Oui, c’était son poste. Il lui arrivait seulement de monter en attaque lorsque le score était largement en notre faveur.

« Sa détermination et son impact physique ont marqué les observateurs »

Quel type de leader était-il dans le vestiaire ?
C’était quelqu’un de calme, concentré, plutôt discret. Mais il participait aussi à la bonne ambiance, il savait plaisanter. Nous étions un groupe assez vivant.

Avait-il une capacité particulière à se mettre dans sa bulle avant les matchs ?
Oui, dès qu’il entrait dans le vestiaire, il se recentrait. Il était très à l’écoute et sérieux. Son comportement a toujours été irréprochable.

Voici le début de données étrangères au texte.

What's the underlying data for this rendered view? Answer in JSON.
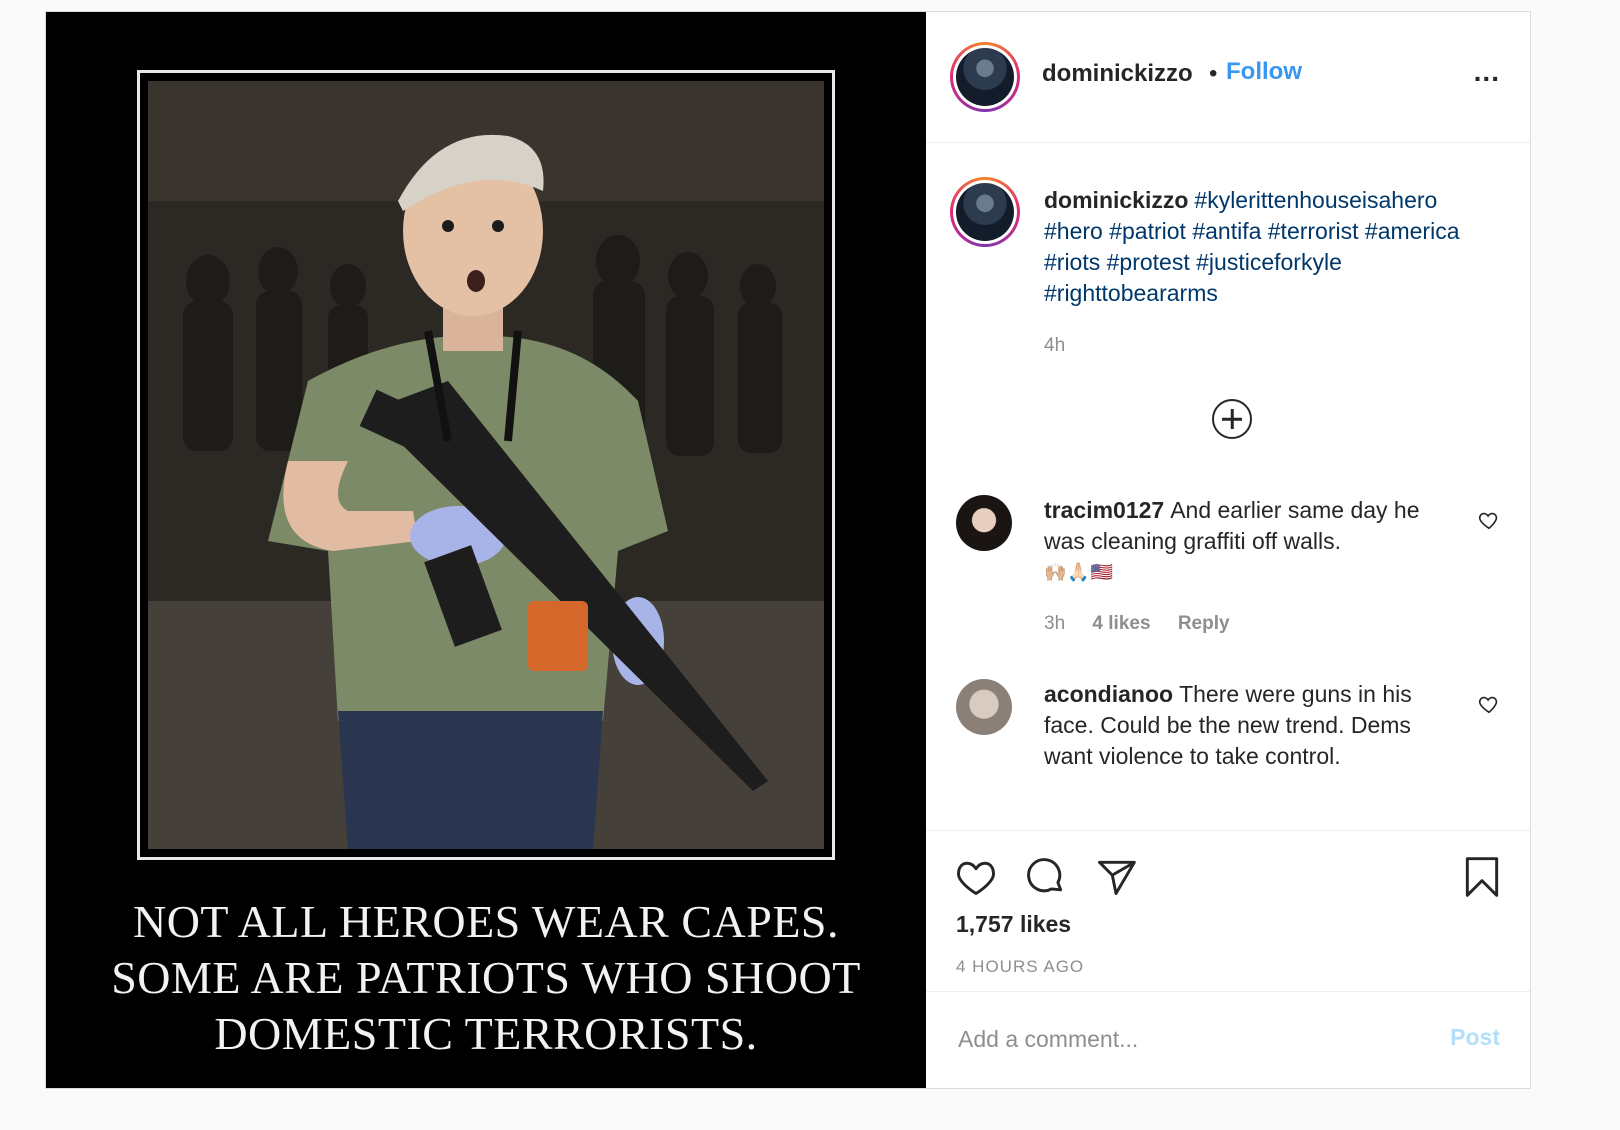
{
  "post": {
    "media": {
      "caption_lines": [
        "NOT ALL HEROES WEAR CAPES.",
        "SOME ARE PATRIOTS WHO SHOOT",
        "DOMESTIC TERRORISTS."
      ]
    },
    "header": {
      "username": "dominickizzo",
      "separator": "•",
      "follow_label": "Follow",
      "more_label": "..."
    },
    "caption": {
      "username": "dominickizzo",
      "hashtags": "#kylerittenhouseisahero #hero #patriot #antifa #terrorist #america #riots #protest #justiceforkyle #righttobeararms",
      "time": "4h"
    },
    "comments": [
      {
        "username": "tracim0127",
        "text": "And earlier same day he was cleaning graffiti off walls.",
        "emoji": "🙌🏼🙏🏻🇺🇸",
        "time": "3h",
        "likes": "4 likes",
        "reply": "Reply"
      },
      {
        "username": "acondianoo",
        "text": "There were guns in his face. Could be the new trend. Dems want violence to take control."
      }
    ],
    "actions": {
      "likes": "1,757 likes",
      "time_ago": "4 HOURS AGO"
    },
    "add_comment": {
      "placeholder": "Add a comment...",
      "post_label": "Post"
    }
  },
  "colors": {
    "link": "#3897f0",
    "hashtag": "#00376b",
    "muted": "#8e8e8e",
    "post_disabled": "#b2dffc"
  }
}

Comment expliquez-vous sa réussite ?
Son parcours s’est structuré dès les U15, avec un essai concluant à Valenciennes, où il a confirmé son potentiel. Sa détermination et son impact physique ont marqué les observateurs. Ensuite, son départ à Salzbourg a été un tournant : tout s’est enchaîné à partir de là, jusqu’à son arrivée en Allemagne.

Son départ à l’étranger a-t-il été décisif ?
Oui, mais il ne faut pas oublier qu’il avait déjà validé des étapes importantes à Valenciennes. L’étranger a accéléré sa trajectoire.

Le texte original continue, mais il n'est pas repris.